Der Vogel stutzt. Er schaut mich an. Ich schaue ihn an. Er kackt herunter, verfehlt mich nur knapp. Bevor ich mit ihm schimpfen kann zwitschert er belustigt herunter. Na warte! Ich fauche hinauf, so laut ich kann.

Frauli steckt den Kopf bei der Tür herein. „Ist er schon weg, Hanni?“ Im selben Moment flattert der Piepmatz beim Fenster hinaus. „Oh, bravo, kleiner Vogel!“ Frauli klatscht begeistert in die Hände, wobei ihr die Nanni auf den Boden plumpst. „Oh, entschuldige, Nanni.“ Frauli kichert.

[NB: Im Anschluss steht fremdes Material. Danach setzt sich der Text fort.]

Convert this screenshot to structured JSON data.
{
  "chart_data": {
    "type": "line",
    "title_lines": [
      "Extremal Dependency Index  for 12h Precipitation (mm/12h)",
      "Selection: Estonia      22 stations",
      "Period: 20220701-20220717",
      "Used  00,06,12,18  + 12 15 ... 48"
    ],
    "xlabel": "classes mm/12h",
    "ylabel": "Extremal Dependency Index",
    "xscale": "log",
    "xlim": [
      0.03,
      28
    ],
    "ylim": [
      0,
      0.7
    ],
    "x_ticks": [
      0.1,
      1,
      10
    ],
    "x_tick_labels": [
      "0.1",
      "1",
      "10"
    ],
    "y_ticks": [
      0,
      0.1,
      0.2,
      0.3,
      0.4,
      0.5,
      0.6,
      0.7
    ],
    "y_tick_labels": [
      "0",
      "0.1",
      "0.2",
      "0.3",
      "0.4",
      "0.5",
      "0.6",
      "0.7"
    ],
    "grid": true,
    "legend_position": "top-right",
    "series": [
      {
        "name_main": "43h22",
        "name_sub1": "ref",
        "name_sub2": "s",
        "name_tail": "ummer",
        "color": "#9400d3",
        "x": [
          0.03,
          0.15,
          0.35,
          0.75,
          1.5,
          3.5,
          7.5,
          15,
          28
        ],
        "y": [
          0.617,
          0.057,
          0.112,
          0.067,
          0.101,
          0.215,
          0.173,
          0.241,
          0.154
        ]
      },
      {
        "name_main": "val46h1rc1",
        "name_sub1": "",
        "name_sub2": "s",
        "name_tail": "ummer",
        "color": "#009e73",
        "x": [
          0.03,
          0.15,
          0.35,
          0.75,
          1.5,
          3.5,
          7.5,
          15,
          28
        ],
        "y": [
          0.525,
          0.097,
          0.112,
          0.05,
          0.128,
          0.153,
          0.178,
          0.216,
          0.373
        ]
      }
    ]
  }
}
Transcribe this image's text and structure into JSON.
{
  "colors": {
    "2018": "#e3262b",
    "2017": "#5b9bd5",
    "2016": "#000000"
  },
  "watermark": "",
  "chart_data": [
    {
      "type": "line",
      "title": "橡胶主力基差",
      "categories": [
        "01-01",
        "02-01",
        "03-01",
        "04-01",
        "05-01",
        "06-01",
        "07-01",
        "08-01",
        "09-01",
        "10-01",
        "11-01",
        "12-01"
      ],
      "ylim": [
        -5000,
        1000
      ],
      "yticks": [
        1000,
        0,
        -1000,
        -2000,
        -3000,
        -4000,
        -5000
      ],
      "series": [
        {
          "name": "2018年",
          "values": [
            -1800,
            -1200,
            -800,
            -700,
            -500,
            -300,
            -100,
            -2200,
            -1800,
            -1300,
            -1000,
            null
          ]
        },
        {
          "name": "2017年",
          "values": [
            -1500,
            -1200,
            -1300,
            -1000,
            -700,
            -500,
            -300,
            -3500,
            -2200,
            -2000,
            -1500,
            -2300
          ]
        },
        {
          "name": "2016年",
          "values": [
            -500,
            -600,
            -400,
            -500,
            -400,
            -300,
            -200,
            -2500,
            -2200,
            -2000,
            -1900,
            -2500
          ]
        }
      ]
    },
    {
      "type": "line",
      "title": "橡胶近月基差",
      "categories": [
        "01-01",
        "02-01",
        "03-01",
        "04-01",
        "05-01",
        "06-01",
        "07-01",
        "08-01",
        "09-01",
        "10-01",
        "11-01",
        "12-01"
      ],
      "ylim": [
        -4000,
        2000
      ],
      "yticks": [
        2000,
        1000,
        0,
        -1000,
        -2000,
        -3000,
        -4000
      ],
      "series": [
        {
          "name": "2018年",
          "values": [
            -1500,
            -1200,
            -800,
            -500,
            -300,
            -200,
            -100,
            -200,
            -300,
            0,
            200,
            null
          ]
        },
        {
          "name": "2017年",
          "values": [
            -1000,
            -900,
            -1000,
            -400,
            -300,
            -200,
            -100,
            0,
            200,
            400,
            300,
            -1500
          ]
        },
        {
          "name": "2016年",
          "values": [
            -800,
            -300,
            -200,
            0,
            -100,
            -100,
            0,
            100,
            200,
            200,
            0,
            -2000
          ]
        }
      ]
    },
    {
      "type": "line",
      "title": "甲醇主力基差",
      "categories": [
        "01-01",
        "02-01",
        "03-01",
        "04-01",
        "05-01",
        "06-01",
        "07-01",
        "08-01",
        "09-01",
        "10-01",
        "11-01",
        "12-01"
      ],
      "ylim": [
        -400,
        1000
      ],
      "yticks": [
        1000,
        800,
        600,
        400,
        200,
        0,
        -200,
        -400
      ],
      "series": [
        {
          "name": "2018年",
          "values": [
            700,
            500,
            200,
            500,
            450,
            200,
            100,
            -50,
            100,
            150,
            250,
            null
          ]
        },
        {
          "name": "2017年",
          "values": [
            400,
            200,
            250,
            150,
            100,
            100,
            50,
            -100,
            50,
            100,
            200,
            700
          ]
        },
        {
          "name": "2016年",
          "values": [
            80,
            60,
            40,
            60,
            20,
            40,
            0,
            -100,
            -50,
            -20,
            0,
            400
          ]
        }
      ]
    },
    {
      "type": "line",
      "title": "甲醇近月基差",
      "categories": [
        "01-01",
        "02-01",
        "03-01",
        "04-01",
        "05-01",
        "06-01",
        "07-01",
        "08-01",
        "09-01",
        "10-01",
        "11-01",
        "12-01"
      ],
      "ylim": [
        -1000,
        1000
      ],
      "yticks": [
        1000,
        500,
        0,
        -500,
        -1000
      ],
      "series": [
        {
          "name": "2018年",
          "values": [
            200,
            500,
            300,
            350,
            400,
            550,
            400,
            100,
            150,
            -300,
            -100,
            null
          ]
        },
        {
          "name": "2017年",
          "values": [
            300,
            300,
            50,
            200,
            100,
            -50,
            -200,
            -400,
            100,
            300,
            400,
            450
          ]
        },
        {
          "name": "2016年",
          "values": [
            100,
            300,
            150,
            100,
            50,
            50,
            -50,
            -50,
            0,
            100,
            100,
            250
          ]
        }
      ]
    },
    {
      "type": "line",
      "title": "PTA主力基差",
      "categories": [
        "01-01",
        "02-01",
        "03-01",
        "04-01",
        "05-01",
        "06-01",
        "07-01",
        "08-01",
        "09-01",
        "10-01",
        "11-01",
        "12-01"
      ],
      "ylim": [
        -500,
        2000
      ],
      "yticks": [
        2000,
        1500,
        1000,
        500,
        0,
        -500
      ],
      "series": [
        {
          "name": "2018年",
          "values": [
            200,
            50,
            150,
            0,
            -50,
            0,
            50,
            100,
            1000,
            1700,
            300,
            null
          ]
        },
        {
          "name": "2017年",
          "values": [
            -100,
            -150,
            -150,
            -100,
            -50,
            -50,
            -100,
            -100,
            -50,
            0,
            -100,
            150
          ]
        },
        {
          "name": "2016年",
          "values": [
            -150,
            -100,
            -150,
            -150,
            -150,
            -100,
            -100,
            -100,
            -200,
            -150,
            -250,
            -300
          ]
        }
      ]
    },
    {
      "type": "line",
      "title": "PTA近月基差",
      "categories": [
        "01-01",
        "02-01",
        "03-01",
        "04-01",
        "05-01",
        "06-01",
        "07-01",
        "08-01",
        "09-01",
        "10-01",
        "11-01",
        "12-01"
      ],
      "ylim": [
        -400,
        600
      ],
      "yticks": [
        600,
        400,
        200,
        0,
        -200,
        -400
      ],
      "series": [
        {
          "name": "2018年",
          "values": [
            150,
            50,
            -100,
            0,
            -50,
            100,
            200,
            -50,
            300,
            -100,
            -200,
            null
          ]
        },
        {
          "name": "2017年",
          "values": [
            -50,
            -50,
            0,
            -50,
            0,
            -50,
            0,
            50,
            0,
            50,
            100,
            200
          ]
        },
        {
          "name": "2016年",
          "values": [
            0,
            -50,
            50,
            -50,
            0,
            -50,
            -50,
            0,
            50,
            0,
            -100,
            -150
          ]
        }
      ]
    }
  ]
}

Die Nanni scheint alles andere als amüsiert zu sein, soweit ich das beurteilen kann. „Schau einmal, Nanni, kriegst ein Wursti. Das ist viel besser als ein Vogerl.“


Ich sehe der Nanni an, dass sie noch total sauer auf Frauli ist. Beim Anblick der Wurst entspannt sich ihr Gesicht jedoch und sie umschmust schnurrend Fraulis Beine. Ha, die ist aber leicht um den Finger zu wickeln. Da hätte Frauli bei mir keine Chance. Wenn ich vieles bin, aber bestechlich bin ich nicht.